Now, everyone knows great musicians that never studied formally in their lives. But there’s a fundamental misunderstanding about where the gift and ability for greatness really lie. The gift is often not just the physical ability to play well, it’s an innate ability to explore and learn. Even if the process is unconscious, learning an instrument is an ongoing exploration, an exercise in trial and error. People who learn this way HAVE studied, but on their own….instead of being guided, they were able to guide themselves.
But imagine that as our gifted player works through exploration and trial and error, they learn the names of each distinct sound. They develop a conscious rather than an intuitive understanding of the materials of music: what a fifth sounds like, or the shift of a major chord into minor. This understanding has nothing to do with the source of inspiration, it’s a tool for craftsmanship.
Despite this, some people still believe that having command of these tools would hurt their creativity. I suspect that if you asked, though, they would say that inspiration and “the rules” come from two different places. So why, then, would learning about one hurt the other?
I have a theory about the source of this belief. I did not enjoy studying music theory in college, it just seemed like a list of do’s and dont’s – but one day I had an epiphany. These were not rules but principles, more like laws of nature. Not the reason music sounds good, but an explanation why. This was a revelation to me, and it changed everything: I realized that the “rules” tell us why some music works, but we’re not obligated to follow them!
You’ve probably heard the cliché “you have to know the rules before you can break them”. This isn’t actually true, because musical exploration doesn’t require any knowledge other than how to create sounds. If you can produce a sound and then experiment with putting different sounds together, you’re making music, and it may or may not break the rules. But since the principles of theory are as fundamental as gravity, we’re often likely to follow them anyway because it sounds right when we do. So we could say that you DO need to know when you’re following the rules if your ears and fingers can’t guide you outside the lines on their own. Once again, it comes back to the gift we were given: how much we can comprehend intuitively.
I believe that people spend way too much time thinking about these gifts, or their perceived lack thereof. “Talent” is not a useful word, and attempting to measure it is a waste of time. Yes, if you’re talented and work hard, you will learn and improve faster than someone who isn’t. But the person who supposedly lacks talent can also learn and improve if they work hard. Talent is a lot less important than a good work ethic, a willingness to learn, and a desire to be great. Desire and drive help us aim high again and again, despite whatever frustration we feel. Learning and study coupled with desire and drive is a powerful and unstoppable combination.
So what does all this mean to a creative person working their craft?

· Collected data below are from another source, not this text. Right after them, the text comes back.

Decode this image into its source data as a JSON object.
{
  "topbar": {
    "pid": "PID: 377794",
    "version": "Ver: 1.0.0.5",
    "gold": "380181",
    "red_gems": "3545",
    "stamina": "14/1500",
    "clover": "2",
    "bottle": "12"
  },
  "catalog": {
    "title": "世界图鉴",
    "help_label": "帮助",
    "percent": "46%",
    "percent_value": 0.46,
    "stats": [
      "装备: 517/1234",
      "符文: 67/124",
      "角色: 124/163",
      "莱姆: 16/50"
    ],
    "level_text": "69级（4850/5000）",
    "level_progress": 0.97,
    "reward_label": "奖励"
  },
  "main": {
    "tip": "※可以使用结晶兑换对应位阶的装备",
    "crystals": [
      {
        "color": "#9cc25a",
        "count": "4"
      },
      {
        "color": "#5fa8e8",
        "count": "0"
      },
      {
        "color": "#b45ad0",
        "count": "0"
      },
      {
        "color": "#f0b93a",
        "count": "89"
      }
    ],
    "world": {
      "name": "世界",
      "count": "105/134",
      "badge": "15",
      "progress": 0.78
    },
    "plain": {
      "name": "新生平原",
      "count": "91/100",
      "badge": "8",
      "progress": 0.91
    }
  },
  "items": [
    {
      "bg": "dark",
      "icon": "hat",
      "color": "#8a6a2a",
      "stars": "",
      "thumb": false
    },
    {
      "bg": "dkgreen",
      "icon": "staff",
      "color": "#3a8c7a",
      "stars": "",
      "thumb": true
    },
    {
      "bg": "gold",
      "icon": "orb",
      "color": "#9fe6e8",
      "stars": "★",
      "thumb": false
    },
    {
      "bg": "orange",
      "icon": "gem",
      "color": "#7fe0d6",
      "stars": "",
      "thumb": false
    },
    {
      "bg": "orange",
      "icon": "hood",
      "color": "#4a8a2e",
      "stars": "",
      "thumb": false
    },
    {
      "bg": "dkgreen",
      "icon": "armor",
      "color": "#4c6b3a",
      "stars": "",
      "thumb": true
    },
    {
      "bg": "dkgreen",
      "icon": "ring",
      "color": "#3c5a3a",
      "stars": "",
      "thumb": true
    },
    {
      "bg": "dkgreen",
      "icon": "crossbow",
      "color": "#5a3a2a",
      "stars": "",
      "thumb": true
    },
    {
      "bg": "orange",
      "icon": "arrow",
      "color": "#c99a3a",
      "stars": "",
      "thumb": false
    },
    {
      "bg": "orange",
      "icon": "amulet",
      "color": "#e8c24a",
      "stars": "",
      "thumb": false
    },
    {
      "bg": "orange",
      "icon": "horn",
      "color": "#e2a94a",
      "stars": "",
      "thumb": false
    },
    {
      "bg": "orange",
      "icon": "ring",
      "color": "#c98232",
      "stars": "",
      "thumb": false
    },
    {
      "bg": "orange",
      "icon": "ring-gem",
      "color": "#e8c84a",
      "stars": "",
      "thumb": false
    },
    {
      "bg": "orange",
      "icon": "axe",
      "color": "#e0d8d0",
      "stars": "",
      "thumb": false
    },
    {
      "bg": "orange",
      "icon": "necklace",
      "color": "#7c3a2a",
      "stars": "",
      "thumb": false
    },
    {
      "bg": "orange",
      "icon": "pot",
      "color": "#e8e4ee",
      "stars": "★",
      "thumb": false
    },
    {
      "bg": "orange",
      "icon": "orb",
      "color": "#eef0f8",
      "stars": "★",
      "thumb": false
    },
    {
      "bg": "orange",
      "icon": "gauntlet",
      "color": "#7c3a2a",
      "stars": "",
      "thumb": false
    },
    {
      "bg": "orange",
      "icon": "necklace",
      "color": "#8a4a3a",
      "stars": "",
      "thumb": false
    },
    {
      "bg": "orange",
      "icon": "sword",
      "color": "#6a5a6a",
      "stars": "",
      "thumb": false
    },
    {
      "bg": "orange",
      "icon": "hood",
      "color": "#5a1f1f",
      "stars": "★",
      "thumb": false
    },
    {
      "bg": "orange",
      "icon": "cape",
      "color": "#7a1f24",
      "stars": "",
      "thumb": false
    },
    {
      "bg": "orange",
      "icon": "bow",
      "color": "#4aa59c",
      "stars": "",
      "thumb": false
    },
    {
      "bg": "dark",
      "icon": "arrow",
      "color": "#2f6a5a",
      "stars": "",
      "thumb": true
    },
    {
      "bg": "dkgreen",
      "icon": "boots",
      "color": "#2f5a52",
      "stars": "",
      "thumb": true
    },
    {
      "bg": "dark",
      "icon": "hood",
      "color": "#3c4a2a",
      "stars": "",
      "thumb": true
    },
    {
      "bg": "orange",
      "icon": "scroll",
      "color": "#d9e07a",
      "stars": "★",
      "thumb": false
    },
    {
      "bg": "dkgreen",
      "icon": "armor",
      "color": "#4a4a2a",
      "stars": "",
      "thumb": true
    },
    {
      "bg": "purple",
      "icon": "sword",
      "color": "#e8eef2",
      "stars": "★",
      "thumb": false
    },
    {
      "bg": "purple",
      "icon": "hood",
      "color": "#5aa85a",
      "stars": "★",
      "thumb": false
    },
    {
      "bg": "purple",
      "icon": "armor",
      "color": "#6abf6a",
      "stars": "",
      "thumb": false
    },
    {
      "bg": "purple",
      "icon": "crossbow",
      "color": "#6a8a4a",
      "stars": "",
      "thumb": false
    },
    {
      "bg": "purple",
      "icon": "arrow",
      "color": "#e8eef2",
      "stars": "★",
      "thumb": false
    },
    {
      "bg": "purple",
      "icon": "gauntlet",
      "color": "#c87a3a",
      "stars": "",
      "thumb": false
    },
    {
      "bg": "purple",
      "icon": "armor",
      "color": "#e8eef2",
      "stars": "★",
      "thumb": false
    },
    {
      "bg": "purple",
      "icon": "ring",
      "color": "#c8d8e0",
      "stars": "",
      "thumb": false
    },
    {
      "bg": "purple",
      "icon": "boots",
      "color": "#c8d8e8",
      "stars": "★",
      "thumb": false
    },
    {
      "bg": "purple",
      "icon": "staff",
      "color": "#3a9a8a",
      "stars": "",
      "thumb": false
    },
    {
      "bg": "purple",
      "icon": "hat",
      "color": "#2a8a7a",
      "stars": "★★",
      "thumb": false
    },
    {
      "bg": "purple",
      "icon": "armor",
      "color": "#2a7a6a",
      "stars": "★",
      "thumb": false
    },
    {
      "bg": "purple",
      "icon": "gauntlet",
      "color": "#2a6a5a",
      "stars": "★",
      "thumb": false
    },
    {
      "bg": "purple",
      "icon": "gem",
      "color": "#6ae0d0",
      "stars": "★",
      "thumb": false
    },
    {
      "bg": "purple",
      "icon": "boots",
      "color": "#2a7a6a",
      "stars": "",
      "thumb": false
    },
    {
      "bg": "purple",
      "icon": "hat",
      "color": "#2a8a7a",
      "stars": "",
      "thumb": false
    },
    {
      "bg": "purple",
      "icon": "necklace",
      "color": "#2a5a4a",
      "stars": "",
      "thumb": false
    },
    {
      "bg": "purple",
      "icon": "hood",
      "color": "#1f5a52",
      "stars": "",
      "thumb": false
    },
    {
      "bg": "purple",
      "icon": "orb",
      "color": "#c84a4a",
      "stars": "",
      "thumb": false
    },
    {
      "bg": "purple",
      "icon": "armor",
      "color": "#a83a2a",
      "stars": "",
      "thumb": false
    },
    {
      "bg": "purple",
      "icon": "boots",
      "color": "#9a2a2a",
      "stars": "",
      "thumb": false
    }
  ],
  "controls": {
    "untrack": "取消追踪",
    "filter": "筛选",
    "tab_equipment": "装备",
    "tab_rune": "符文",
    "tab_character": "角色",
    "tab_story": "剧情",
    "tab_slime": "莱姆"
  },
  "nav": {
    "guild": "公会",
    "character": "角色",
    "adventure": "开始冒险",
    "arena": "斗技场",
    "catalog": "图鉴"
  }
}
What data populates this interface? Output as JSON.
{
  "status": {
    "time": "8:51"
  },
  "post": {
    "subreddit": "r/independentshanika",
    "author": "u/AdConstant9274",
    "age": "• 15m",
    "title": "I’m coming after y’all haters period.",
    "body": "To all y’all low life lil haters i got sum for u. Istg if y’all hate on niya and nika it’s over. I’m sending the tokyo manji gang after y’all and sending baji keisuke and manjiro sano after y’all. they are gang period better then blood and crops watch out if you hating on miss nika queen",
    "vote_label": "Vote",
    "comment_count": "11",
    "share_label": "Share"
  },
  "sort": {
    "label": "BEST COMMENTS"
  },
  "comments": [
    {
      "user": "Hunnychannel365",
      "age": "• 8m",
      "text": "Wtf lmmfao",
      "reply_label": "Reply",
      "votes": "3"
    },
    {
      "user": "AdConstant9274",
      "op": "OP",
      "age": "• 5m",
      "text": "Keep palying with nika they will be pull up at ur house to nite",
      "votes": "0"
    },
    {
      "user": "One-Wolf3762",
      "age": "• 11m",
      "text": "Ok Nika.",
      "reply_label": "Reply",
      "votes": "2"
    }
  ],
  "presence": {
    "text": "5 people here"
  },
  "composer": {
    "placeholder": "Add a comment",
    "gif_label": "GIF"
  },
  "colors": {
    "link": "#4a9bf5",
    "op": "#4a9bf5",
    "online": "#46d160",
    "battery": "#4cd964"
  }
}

I would say that one can make a choice between two approaches. One is to stay “pure”: in other words, to rely upon your gifts to provide the tools you work with. The other is to be a student: formally or informally, it doesn’t really matter. Being a student means choosing to learn, to stay open to new ideas and new approaches. These lead to new tools, new skills, and ultimately more options. To me, it seems like a no-brainer. Most of the time, talent has its limits, but learning only stops when we stop paying attention. Paying attention and keeping an open mind keeps you from getting stuck. As a creative artist – a songwriter, musician, lyricist, or painter – the value and wisdom of this should be obvious.
So DO study, even informally. If you’ve never played songs you didn’t write, start. If you play but don’t practice, start asking yourself what you can improve. Read books, watch videos, and listen to music! Watch great players and listen to great writers. Keep your ears and mind open…and above all, don’t choose to view knowledge as a straitjacket when it should be a set of wings.